À l’approche du mois saint de Ramadan, l’inquiétude grandit chez les citoyens de Kindia. Sur les marchés, les prix des denrées de première nécessité connaissent une hausse fulgurante. Malgré les récentes mesures de régulation annoncées par la Présidence, la réalité sur le terrain reste difficile pour les consommateurs.
Le cri du cœur des mères de famille
Les femmes, premières gestionnaires du panier de la ménagère, dénoncent l’augmentation vertigineuse des prix de l’huile rouge, de l’oignon et d’autres produits de base. Makalé Bangoura, mère de famille, ne cache pas son désarroi :
« C’est la souffrance pour nous, car tout est devenu trop cher.
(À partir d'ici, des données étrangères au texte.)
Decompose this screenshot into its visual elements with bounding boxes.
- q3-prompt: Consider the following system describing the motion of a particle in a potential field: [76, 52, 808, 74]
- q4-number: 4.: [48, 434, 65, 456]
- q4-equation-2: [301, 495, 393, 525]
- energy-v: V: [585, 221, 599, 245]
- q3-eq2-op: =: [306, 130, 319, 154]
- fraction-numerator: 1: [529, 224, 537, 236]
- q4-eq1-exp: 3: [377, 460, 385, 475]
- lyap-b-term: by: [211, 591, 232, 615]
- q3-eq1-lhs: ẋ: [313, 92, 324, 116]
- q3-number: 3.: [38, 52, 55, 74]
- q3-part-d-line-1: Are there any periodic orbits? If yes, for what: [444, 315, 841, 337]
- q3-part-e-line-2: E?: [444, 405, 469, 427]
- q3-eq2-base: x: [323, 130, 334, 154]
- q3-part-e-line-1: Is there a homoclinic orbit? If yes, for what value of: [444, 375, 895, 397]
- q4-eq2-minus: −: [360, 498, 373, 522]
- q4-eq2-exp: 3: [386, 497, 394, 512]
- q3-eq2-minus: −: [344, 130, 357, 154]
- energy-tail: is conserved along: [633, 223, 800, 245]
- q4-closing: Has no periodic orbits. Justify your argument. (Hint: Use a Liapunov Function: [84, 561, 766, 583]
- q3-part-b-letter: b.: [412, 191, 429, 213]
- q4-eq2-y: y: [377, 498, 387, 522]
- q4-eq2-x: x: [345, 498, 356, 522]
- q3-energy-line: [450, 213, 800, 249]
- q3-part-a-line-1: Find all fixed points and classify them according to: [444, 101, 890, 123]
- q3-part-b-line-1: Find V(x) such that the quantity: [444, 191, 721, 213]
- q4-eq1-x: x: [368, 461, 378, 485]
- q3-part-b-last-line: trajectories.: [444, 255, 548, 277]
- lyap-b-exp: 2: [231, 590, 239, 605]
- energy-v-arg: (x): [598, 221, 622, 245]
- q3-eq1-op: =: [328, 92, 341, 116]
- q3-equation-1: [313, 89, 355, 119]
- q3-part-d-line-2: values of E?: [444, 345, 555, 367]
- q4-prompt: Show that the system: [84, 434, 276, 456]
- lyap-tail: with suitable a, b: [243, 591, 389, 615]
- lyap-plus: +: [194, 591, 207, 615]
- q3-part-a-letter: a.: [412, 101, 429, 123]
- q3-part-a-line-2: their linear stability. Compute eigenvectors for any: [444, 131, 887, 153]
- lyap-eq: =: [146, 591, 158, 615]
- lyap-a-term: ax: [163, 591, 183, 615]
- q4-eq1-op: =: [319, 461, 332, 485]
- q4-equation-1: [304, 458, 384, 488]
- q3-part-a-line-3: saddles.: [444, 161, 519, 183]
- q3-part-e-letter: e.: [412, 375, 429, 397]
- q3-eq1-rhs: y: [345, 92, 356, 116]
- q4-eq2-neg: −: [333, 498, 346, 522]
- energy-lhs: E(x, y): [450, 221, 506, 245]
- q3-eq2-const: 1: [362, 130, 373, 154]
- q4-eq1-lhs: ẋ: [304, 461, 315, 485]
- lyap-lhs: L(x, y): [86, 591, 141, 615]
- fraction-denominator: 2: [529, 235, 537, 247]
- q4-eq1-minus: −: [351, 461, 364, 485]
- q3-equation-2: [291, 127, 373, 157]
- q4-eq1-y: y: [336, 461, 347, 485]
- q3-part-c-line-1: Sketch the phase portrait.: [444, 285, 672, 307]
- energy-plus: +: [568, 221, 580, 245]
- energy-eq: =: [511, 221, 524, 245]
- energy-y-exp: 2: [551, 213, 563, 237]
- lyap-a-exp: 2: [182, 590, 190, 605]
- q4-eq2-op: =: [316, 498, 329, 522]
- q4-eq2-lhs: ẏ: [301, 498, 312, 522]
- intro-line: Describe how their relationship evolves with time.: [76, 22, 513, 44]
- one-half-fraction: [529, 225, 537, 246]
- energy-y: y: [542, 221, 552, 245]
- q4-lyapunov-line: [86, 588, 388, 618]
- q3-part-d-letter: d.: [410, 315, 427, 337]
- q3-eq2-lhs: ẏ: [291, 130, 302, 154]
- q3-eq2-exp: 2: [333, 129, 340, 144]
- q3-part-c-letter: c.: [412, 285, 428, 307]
Nous supplions le président de la République de faire tout son possible pour alléger notre fardeau en faisant baisser le prix des produits de première nécessité. »
Les commerçantes pointent du doigt la logistique
Du côté des revendeuses, on justifie cette situation par l’augmentation des coûts en amont. Les vendeuses d’huile indexent notamment la hausse des frais de transport et des tarifs appliqués par les fournisseurs en Guinée Forestière.

Lama Seny Rose, commerçante, explique les réalités du marché : « Actuellement à Kindia, le bidon se négocie à 350 000 FG, soit une augmentation de 50 000 à 70 000 FG. Entre le coût du transport et notre besoin de dégager une petite marge pour survivre, l’équation devient impossible. »
Un impact limité des mesures officielles
Malgré la rencontre entre le chef de l’État et les opérateurs économiques visant à stabiliser le marché, les effets se font encore attendre à l’intérieur du pays. À Kindia, le panier de la ménagère continue de s’alléger au profit de prix toujours plus élevés.